The syntax for getting the indices into pymc could be something like this:
# The index dimensions are called Coordinates in xarray.
# The arrays can be any pandas index, or something that can be
# converted to one.
coords = {
'subject': ['Peter', 'Hans'],
'time': [Timestamp('2017-01-20'), Timestamp('2017-01-21')],
'treatment': ['sorafenib', 'whatever']
}
# We pass the coordinates to the model constructor, so that they are
# shared between all variables in the model.
with pm.Model(coords=coords) as model:
intercept = pm.Flat('intercept')
sd = pm.HalfStudentT('subject_sd', nu=3, sd=2)
# Instead of specifying the shape of the variable, we specify
# the name of the coordinate. It can then infer the shape on its own.
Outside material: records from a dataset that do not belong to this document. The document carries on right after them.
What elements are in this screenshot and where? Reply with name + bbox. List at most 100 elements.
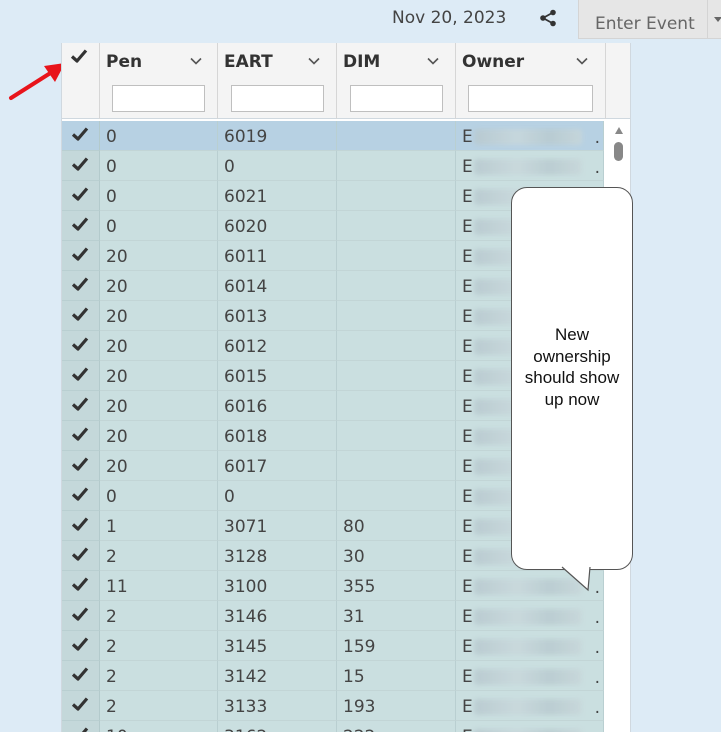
cell-pen: 10	[100, 721, 218, 732]
row-check-cell[interactable]	[62, 571, 100, 601]
row-check-cell[interactable]	[62, 661, 100, 691]
table-row[interactable]: 2 3146 31 E.	[62, 601, 604, 631]
check-icon	[81, 727, 89, 732]
truncation-ellipsis: .	[595, 728, 600, 732]
row-check-cell[interactable]	[62, 301, 100, 331]
row-check-cell[interactable]	[62, 451, 100, 481]
redacted-owner-name	[474, 129, 582, 145]
row-check-cell[interactable]	[62, 181, 100, 211]
row-check-cell[interactable]	[62, 241, 100, 271]
row-check-cell[interactable]	[62, 541, 100, 571]
table-row[interactable]: 11 3100 355 E.	[62, 571, 604, 601]
filter-input-pen[interactable]	[112, 85, 205, 112]
enter-event-button[interactable]: Enter Event	[578, 0, 708, 39]
filter-input-dim[interactable]	[350, 85, 443, 112]
check-icon	[71, 367, 89, 381]
row-check-cell[interactable]	[62, 391, 100, 421]
column-menu-chevron-icon[interactable]	[426, 54, 440, 68]
enter-event-dropdown-toggle[interactable]	[708, 0, 721, 39]
cell-eart: 6015	[218, 361, 337, 391]
table-row[interactable]: 00 E.	[62, 151, 604, 181]
cell-eart: 6021	[218, 181, 337, 211]
row-check-cell[interactable]	[62, 271, 100, 301]
column-menu-chevron-icon[interactable]	[307, 54, 321, 68]
select-all-check-icon[interactable]	[70, 47, 88, 65]
cell-pen: 0	[100, 121, 218, 151]
table-row[interactable]: 2 3145 159 E.	[62, 631, 604, 661]
owner-initial: E	[462, 397, 473, 417]
redacted-owner-name	[474, 639, 582, 655]
cell-dim	[337, 271, 456, 301]
truncation-ellipsis: .	[594, 578, 600, 598]
owner-initial: E	[462, 307, 473, 327]
row-check-cell[interactable]	[62, 121, 100, 151]
owner-initial: E	[462, 547, 473, 567]
owner-initial: E	[462, 157, 473, 177]
cell-dim	[337, 481, 456, 511]
redacted-owner-name	[474, 159, 582, 175]
cell-eart: 3145	[218, 631, 337, 661]
cell-owner: E.	[456, 721, 604, 732]
row-check-cell[interactable]	[62, 511, 100, 541]
filter-input-eart[interactable]	[231, 85, 324, 112]
cell-owner: E.	[456, 601, 604, 631]
cell-eart: 6014	[218, 271, 337, 301]
column-header-eart[interactable]: EART	[218, 43, 337, 119]
cell-eart: 3133	[218, 691, 337, 721]
cell-dim: 31	[337, 601, 456, 631]
row-check-cell[interactable]	[62, 361, 100, 391]
column-header-dim[interactable]: DIM	[337, 43, 456, 119]
check-icon	[71, 247, 89, 261]
share-icon[interactable]	[539, 9, 557, 27]
row-check-cell[interactable]	[62, 631, 100, 661]
row-check-cell[interactable]	[62, 721, 100, 732]
column-title-dim: DIM	[343, 52, 381, 72]
cell-dim: 355	[337, 571, 456, 601]
cell-pen: 2	[100, 541, 218, 571]
owner-initial: E	[462, 607, 473, 627]
row-check-cell[interactable]	[62, 481, 100, 511]
column-menu-chevron-icon[interactable]	[189, 54, 203, 68]
row-check-cell[interactable]	[62, 211, 100, 241]
cell-pen: 2	[100, 691, 218, 721]
cell-dim	[337, 361, 456, 391]
truncation-ellipsis: .	[594, 128, 600, 148]
table-row[interactable]: 2 3142 15 E.	[62, 661, 604, 691]
row-check-cell[interactable]	[62, 421, 100, 451]
cell-owner: E.	[456, 151, 604, 181]
cell-eart: 3071	[218, 511, 337, 541]
check-icon	[71, 517, 89, 531]
cell-pen: 0	[100, 481, 218, 511]
row-check-cell[interactable]	[62, 691, 100, 721]
cell-eart: 3100	[218, 571, 337, 601]
row-check-cell[interactable]	[62, 331, 100, 361]
date-display: Nov 20, 2023	[392, 8, 507, 28]
owner-initial: E	[462, 277, 473, 297]
cell-owner: E.	[456, 121, 604, 151]
cell-dim: 222	[337, 721, 456, 732]
check-icon	[71, 697, 89, 711]
row-check-cell[interactable]	[62, 601, 100, 631]
filter-input-owner[interactable]	[468, 85, 593, 112]
check-icon	[71, 187, 89, 201]
cell-eart: 6020	[218, 211, 337, 241]
truncation-ellipsis: .	[594, 608, 600, 628]
column-menu-chevron-icon[interactable]	[575, 54, 589, 68]
cell-pen: 20	[100, 241, 218, 271]
cell-dim	[337, 151, 456, 181]
cell-pen: 2	[100, 661, 218, 691]
table-row[interactable]: 103162222E.	[62, 721, 604, 732]
column-header-owner[interactable]: Owner	[456, 43, 606, 119]
cell-dim	[337, 121, 456, 151]
table-row[interactable]: 0 6019 E.	[62, 121, 604, 151]
scroll-up-arrow-icon[interactable]	[615, 127, 623, 134]
cell-pen: 2	[100, 601, 218, 631]
table-row[interactable]: 2 3133 193 E.	[62, 691, 604, 721]
owner-initial: E	[462, 637, 473, 657]
scroll-thumb[interactable]	[614, 142, 623, 161]
check-icon	[71, 127, 89, 141]
owner-initial: E	[462, 427, 473, 447]
column-header-pen[interactable]: Pen	[100, 43, 218, 119]
row-check-cell[interactable]	[62, 151, 100, 181]
check-icon	[71, 427, 89, 441]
a = pm.Normal('subject_mu', sd=sd, mu=0, dims='subject')
effect_sd = pm.HalfStudentT('effect_sd', nu=3, sd=2)
effect = pm.Normal('effect', sd=effect_sd, dims='treatment')
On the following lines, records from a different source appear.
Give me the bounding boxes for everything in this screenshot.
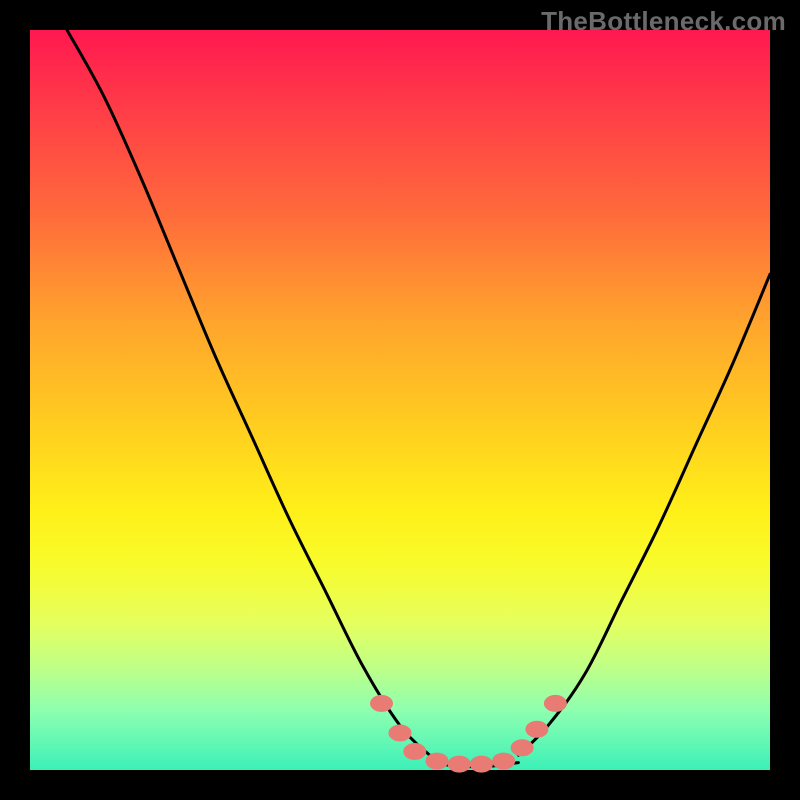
marker-point — [544, 695, 566, 711]
marker-point — [404, 744, 426, 760]
series-right-curve — [518, 274, 770, 755]
chart-svg — [30, 30, 770, 770]
marker-point — [511, 740, 533, 756]
marker-point — [448, 756, 470, 772]
marker-point — [526, 721, 548, 737]
series-left-curve — [67, 30, 430, 755]
marker-point — [493, 753, 515, 769]
marker-point — [426, 753, 448, 769]
series-group — [67, 30, 770, 767]
marker-group — [371, 695, 567, 772]
outer-frame: TheBottleneck.com — [0, 0, 800, 800]
marker-point — [371, 695, 393, 711]
plot-area — [30, 30, 770, 770]
marker-point — [389, 725, 411, 741]
marker-point — [470, 756, 492, 772]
interaction_sd = pm.HalfCauchy('interaction_sd', beta=1)
# We can use more than one dimension.
interaction = pm.Normal('interaction', mu=0, sd=day_sd,
dims=('time', 'treatment'))
During sampling we would add two more coordinates: sample
and chain
.
To get a feeling about how such a trace could be used, you can use this
function to convert a normal trace to an xarray Dataset:
def to_xarray(trace, coords, dims):
"""Convert a pymc3 trace to an xarray dataset.
Parameters
----------
trace : pymc3 trace
coords : dict
A dictionary containing the values that are used as index. The key
is the name of the dimension, the values are the index values.
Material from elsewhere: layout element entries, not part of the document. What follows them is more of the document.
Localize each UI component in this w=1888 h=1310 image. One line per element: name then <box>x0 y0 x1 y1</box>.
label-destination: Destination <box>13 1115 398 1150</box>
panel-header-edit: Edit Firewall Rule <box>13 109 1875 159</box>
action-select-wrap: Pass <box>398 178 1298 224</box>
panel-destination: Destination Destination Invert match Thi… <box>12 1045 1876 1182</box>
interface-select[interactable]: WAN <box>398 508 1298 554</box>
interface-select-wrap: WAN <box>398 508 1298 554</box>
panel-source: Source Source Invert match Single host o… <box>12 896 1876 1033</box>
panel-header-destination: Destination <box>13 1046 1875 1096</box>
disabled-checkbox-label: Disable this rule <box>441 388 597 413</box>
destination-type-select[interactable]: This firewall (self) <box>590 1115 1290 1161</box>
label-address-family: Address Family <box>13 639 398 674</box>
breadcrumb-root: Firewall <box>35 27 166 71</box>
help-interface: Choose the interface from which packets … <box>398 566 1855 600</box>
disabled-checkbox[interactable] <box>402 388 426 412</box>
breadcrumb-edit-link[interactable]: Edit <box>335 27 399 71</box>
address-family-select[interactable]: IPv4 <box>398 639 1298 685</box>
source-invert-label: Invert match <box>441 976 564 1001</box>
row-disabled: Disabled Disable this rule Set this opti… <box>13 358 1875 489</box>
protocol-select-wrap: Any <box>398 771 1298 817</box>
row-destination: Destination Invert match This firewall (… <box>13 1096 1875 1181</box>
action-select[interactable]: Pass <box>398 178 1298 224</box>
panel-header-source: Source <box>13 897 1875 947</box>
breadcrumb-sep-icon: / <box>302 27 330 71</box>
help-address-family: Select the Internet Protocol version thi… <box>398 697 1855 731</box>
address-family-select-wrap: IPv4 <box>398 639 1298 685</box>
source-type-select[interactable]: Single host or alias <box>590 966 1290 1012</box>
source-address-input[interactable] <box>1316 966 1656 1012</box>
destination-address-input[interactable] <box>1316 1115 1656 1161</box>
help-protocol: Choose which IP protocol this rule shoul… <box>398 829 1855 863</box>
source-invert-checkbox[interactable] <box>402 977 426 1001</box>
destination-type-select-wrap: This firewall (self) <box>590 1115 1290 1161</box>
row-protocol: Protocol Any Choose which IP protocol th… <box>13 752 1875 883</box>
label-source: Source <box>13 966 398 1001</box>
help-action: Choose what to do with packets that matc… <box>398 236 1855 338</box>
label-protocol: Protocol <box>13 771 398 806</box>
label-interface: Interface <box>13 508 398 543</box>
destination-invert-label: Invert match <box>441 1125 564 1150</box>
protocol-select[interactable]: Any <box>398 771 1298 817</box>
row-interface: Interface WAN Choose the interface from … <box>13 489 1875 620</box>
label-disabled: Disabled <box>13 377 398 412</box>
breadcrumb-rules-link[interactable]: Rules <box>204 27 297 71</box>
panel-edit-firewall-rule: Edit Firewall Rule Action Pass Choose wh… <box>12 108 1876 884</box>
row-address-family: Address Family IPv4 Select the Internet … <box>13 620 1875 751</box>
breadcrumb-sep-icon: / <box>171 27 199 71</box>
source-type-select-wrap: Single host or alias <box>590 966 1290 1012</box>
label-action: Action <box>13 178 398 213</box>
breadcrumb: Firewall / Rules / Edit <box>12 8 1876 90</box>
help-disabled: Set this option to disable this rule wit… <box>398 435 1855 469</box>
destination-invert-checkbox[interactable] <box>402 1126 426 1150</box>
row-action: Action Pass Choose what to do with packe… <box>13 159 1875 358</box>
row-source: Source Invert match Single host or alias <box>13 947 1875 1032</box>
dims : dict[str, Tuple(str)]
A mapping from pymc3 variables to a tuple corresponding to
the shape of the variable, where the elements of the tuples are
the names of the coordinate dimensions.
Example
-------
::
coords = {
'subject': ['Peter', 'Hans'],
'time': [Timestamp('2017-01-20'), Timestamp('2017-01-21')],
'treatment': ['sorafenib', 'whatever']
}
dims = {
'subject_mu': ('subject',),
'effect': ('treatment',),
'interaction': ('time', 'treatment'),
}
"""
coords = coords.copy()
coords['sample'] = list(range(len(trace)))
coords['chain'] = list(range(trace.nchains))
coords_ = {}
for key, vals in coords.items():
coords_[key] = xr.IndexVariable((key,), data=vals)
coords = coords_
data = xr.Dataset(coords=coords)
for key in trace.varnames:
if key.endswith('_'):
continue
dims_str = ('chain', 'sample')
if key in dims:
dims_str = dims_str + dims[key]
vals = trace.get_values(key, combine=False, squeeze=False)
vals = np.array(vals)
data[key] = xr.DataArray(vals, {v: coords[v] for v in dims_str}, dims=dims_str)
return data